Cross-domain Learning Framework for Tracking Users in RIS-aided Multi-band ISAC Systems with Sparse Labeled Data
Jingzhi Hu, Dusit Niyato, Jun Luo
TL;DR
This work tackles UE tracking in RIS‑aided multi‑band ISAC systems using CSI indicators available from UL transmissions. It introduces X$^2$Track, a hierarchical, transformer‑based tracking function augmented with adversarial cross‑domain learning to mitigate sparse target‑domain labels by leveraging abundant source‑domain data.
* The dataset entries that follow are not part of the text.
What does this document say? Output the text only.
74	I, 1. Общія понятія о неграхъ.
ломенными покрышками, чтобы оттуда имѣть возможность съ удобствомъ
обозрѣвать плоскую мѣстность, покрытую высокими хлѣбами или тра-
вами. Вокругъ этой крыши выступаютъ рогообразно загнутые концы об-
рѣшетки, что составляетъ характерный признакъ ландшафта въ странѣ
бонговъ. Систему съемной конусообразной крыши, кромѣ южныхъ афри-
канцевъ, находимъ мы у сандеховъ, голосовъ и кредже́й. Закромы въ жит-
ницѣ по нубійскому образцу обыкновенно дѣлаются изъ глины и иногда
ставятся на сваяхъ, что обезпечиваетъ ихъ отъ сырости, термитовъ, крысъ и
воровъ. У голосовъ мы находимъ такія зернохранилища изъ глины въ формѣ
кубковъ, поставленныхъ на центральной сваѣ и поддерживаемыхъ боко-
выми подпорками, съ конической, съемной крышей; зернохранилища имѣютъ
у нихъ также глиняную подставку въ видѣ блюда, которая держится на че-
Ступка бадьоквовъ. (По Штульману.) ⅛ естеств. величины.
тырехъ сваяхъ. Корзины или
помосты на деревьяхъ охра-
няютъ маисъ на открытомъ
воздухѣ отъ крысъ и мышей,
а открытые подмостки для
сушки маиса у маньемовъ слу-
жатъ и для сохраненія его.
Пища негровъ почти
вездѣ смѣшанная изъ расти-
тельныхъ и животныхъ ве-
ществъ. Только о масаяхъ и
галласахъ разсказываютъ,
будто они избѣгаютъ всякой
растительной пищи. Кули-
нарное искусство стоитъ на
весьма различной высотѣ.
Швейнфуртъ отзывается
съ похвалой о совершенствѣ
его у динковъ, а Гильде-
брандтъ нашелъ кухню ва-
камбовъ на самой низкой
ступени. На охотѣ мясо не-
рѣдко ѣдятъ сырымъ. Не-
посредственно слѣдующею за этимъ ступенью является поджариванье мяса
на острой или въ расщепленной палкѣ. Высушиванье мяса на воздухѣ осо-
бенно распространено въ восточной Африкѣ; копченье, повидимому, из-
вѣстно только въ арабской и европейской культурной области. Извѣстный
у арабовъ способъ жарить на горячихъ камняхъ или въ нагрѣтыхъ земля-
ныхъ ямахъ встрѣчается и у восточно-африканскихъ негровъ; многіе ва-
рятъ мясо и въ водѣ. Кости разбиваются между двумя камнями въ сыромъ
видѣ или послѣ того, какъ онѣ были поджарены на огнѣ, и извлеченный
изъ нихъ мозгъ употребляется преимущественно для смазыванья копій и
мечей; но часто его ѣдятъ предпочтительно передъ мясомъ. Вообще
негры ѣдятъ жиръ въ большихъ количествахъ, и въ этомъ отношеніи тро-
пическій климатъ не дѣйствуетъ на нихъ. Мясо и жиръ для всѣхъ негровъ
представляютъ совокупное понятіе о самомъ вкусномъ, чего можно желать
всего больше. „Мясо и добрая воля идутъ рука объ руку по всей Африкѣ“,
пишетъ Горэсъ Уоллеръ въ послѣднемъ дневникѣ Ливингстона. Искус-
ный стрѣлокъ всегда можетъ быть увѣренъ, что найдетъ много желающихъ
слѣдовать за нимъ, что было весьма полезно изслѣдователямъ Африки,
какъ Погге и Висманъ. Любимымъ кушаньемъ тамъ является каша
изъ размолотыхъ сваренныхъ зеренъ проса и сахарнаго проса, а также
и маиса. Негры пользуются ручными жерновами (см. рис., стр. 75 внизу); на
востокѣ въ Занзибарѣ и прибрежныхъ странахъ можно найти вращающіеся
The framework encodes multi‑modal frame‑level CSI from direct and RIS paths, aggregates them with a time‑aware sequence encoder, and regresses 3D positions via a lightweight MLP, while aligning source and target feature spaces through a domain classifier trained with a gradient reversal. Simulation results show decimeter‑level axial tracking accuracy under strong interference and scarce labeling, and strong generalization to diverse target domains with less than 5% labeled data, highlighting practical viability for scalable, cross‑domain RIS‑MB ISAC deployments.
Abstract
Integrated sensing and communications (ISAC) is pivotal for 6G communications and is boosted by the rapid development of reconfigurable intelligent surfaces (RISs). Using the channel state information (CSI) across multiple frequency bands, RIS-aided multi-band ISAC systems can potentially track users' positions with high precision. Though tracking with CSI is desirable as no communication overheads are incurred, it faces challenges due to the multi-modalities of CSI samples, irregular and asynchronous data traffic, and sparse labeled data for learning the tracking function. This paper proposes the X2Track framework, where we model the tracking function by a hierarchical architecture, jointly utilizing multi-modal CSI indicators across multiple bands, and optimize it in a cross-domain manner, tackling the sparsity of labeled data for the target deployment environment (namely, target domain) by adapting the knowledge learned from another environment (namely, source domain). Under X2Track, we design an efficient deep learning algorithm to minimize tracking errors, based on transformer neural networks and adversarial learning techniques. Simulation results verify that X2Track achieves decimeter-level axial tracking errors even under scarce UL data traffic and strong interference conditions and can adapt to diverse deployment environments with fewer than 5% training data, or equivalently, 5 minutes of UE tracks, being labeled.